For a phosphorus ion (\(P^{3-}\)), additional electrons increase repulsion forces among all electrons in the atom, particularly those in the farthest shells. This repulsion pushes the electrons further apart, resulting in a larger atomic or ionic radius.
In simple terms, the more crowded the electron shells become due to the addition of electrons, the more they repel each other, causing the atom or ion to expand in size.

The ionic radius is the measure of an ion's size, influencing how ions fit into crystal structures in different compounds. It changes compared to the neutral atom's radius when an atom gains or loses electrons.
When electrons are added to form a negative ion, like \(P^{3-}\), the ionic radius increases. This is due to the extra electrons increasing repulsion forces among negative charges, facilitating an expansion of the electron cloud.
Thus, a larger ionic radius in \(P^{3-}\) compared to a neutral phosphorus atom means that the ion is physically larger because of enhanced repulsive forces between the added electrons.

The phosphorus ion, \(P^{3-}\), is created when a neutral phosphorus atom gains three electrons. This changes the electron count from 15 to 18, while the number of protons remains the same at 15.
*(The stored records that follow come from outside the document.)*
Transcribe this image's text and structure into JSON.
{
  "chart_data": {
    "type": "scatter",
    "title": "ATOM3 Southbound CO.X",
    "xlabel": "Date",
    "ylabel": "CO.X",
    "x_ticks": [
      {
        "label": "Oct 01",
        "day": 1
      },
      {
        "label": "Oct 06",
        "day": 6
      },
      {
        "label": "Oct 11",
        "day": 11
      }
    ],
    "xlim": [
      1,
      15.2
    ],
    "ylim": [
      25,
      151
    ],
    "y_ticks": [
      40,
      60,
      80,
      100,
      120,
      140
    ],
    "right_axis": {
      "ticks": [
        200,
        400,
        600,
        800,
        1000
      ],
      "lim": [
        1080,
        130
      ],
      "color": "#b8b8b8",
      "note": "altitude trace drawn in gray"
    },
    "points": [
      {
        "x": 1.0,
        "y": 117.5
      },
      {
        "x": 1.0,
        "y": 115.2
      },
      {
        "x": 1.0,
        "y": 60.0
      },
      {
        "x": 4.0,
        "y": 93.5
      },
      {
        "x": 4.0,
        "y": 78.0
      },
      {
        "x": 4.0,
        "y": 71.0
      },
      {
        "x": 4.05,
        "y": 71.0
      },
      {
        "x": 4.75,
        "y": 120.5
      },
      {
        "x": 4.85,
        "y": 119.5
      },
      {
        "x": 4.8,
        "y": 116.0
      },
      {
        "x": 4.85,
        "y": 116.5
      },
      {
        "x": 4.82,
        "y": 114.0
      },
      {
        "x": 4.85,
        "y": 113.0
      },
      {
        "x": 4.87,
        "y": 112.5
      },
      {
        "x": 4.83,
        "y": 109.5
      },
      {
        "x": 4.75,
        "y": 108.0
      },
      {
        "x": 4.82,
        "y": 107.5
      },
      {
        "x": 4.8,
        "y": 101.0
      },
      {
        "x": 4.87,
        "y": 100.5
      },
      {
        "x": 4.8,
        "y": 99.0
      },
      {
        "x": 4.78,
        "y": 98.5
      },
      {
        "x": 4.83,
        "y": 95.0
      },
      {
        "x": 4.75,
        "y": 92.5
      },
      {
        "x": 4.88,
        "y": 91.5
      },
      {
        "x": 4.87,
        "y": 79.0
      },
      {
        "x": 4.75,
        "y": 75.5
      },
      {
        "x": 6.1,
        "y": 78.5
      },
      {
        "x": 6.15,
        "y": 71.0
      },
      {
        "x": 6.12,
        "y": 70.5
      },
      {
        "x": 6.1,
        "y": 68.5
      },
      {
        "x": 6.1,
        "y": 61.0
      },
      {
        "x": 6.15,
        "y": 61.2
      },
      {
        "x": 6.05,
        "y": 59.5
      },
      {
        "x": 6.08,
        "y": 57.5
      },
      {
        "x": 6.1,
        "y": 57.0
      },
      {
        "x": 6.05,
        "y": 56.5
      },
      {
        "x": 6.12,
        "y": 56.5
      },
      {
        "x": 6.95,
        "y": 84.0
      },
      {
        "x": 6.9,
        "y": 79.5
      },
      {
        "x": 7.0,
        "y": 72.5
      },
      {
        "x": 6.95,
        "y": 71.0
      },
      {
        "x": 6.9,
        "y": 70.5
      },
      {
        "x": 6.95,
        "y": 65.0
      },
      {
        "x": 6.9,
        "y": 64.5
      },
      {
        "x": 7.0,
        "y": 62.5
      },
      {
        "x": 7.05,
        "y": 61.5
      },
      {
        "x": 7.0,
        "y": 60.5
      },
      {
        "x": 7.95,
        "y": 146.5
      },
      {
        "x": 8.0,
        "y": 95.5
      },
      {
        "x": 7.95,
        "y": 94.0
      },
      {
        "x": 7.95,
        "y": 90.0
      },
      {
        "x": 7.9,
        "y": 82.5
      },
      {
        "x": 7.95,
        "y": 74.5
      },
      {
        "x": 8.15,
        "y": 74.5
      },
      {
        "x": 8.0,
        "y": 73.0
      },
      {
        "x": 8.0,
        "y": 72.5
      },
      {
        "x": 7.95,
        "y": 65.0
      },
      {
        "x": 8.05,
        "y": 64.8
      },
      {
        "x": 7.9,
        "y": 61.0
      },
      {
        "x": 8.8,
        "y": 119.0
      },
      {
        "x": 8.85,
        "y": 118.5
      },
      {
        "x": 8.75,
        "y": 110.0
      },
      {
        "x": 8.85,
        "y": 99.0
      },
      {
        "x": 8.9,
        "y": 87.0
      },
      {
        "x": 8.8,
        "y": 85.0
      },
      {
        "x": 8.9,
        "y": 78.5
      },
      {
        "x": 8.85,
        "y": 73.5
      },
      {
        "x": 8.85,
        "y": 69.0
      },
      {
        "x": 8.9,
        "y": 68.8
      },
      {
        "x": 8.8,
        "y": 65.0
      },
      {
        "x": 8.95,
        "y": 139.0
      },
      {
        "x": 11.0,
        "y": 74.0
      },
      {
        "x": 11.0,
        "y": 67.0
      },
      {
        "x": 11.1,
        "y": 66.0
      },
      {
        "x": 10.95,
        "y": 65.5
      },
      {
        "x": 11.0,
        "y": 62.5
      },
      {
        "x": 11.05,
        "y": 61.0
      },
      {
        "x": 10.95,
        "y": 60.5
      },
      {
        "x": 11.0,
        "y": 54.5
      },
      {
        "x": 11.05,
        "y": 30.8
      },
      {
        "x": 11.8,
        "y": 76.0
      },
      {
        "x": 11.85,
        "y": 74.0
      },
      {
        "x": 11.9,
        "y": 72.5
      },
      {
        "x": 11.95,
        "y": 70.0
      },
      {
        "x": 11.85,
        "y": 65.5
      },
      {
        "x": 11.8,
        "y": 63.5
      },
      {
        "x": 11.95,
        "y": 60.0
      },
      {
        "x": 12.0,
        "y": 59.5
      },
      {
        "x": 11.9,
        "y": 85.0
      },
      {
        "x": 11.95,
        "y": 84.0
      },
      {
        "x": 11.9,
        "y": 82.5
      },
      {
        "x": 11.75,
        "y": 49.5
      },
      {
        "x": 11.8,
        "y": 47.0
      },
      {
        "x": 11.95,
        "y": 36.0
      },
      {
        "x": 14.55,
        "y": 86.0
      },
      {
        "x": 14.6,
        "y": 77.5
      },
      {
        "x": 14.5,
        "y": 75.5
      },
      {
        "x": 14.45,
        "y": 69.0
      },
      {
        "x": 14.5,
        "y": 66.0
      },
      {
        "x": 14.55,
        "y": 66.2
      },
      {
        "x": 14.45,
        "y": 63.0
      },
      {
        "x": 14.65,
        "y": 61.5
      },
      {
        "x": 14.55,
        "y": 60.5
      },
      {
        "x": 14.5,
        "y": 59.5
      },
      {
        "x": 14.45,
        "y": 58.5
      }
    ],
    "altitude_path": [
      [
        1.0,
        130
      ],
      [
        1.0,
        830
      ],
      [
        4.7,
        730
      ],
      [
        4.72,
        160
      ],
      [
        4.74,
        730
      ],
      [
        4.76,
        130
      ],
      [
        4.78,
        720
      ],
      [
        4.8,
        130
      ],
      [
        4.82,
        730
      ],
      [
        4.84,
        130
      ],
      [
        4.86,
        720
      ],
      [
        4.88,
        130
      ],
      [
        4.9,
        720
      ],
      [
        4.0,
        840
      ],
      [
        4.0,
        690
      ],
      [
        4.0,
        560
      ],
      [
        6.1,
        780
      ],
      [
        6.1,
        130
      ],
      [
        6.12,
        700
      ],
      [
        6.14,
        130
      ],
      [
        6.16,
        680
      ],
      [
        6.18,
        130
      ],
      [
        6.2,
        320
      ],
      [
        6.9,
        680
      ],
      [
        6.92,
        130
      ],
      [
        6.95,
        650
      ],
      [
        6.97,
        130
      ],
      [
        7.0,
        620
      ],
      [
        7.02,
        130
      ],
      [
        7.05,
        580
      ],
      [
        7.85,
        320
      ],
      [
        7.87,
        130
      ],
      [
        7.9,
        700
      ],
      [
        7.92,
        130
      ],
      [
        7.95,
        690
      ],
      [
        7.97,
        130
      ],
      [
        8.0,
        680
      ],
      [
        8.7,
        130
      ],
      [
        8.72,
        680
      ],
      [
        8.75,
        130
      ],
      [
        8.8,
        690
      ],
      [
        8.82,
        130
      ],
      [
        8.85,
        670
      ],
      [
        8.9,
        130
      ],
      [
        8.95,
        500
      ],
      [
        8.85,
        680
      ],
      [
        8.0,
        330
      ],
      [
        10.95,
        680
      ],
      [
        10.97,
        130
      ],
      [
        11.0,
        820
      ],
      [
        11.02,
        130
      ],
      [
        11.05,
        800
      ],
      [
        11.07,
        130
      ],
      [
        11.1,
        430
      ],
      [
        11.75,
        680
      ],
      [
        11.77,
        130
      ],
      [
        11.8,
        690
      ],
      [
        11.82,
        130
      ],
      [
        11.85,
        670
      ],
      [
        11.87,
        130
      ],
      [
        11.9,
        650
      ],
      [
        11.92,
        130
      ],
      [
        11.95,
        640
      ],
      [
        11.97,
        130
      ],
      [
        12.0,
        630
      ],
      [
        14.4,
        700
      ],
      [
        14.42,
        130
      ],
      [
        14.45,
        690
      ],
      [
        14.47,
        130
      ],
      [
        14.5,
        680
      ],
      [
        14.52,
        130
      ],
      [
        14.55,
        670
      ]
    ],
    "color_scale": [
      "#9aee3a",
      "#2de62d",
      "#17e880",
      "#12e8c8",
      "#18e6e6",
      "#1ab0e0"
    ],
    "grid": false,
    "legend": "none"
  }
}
The addition of these electrons occurs in the outermost shell, increasing repulsion among electrons as they try to fit into the same orbital levels. This enhancement in electron-electron repulsion causes the ionic radius to grow, making \(P^{3-}\) larger than its neutral counterpart.
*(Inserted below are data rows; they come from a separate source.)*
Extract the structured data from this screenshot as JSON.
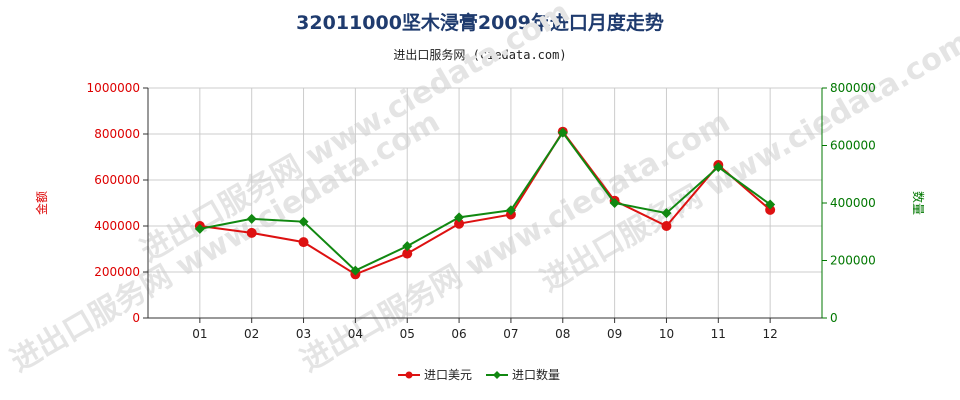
{
  "title": "32011000坚木浸膏2009年进口月度走势",
  "subtitle": "进出口服务网 (ciedata.com)",
  "watermark": "进出口服务网 www.ciedata.com",
  "colors": {
    "left_axis": "#dd0000",
    "right_axis": "#007700",
    "usd_line": "#dd1111",
    "qty_line": "#118811",
    "grid": "#cccccc"
  },
  "chart_data": {
    "type": "line",
    "categories": [
      "01",
      "02",
      "03",
      "04",
      "05",
      "06",
      "07",
      "08",
      "09",
      "10",
      "11",
      "12"
    ],
    "left_axis": {
      "label": "金额",
      "ylim": [
        0,
        1000000
      ],
      "ticks": [
        "0",
        "200000",
        "400000",
        "600000",
        "800000",
        "1000000"
      ]
    },
    "right_axis": {
      "label": "数量",
      "ylim": [
        0,
        800000
      ],
      "ticks": [
        "0",
        "200000",
        "400000",
        "600000",
        "800000"
      ]
    },
    "series": [
      {
        "name": "进口美元",
        "axis": "left",
        "marker": "circle",
        "values": [
          400000,
          370000,
          330000,
          190000,
          280000,
          410000,
          450000,
          810000,
          510000,
          400000,
          665000,
          470000
        ]
      },
      {
        "name": "进口数量",
        "axis": "right",
        "marker": "diamond",
        "values": [
          310000,
          345000,
          335000,
          165000,
          250000,
          350000,
          375000,
          645000,
          400000,
          365000,
          525000,
          395000
        ]
      }
    ],
    "grid": true,
    "legend_position": "bottom"
  }
}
The charge of \(P^{3-}\) means there is more negative charge than positive in the ion, intensifying the repulsive forces further.

A neutral phosphorus atom is one where the number of protons equals the number of electrons, both being 15 in phosphorus. This balance means the atom has no overall charge, aligning the forces between the protons and electrons evenly.
Phosphorus, like many elements, strives to reach a stable electron configuration, often similar to the nearest noble gas. Achieving this stability can mean gaining, losing, or sharing electrons, such as in the formation of ions like \(P^{3-}\).
In a neutral state, phosphorus maintains Coulombic attraction between its own protons and electrons efficiently, without the additional electron-electron repulsion that larger ions like \(P^{3-}\) experience, keeping it at a smaller size compared to its ionic form.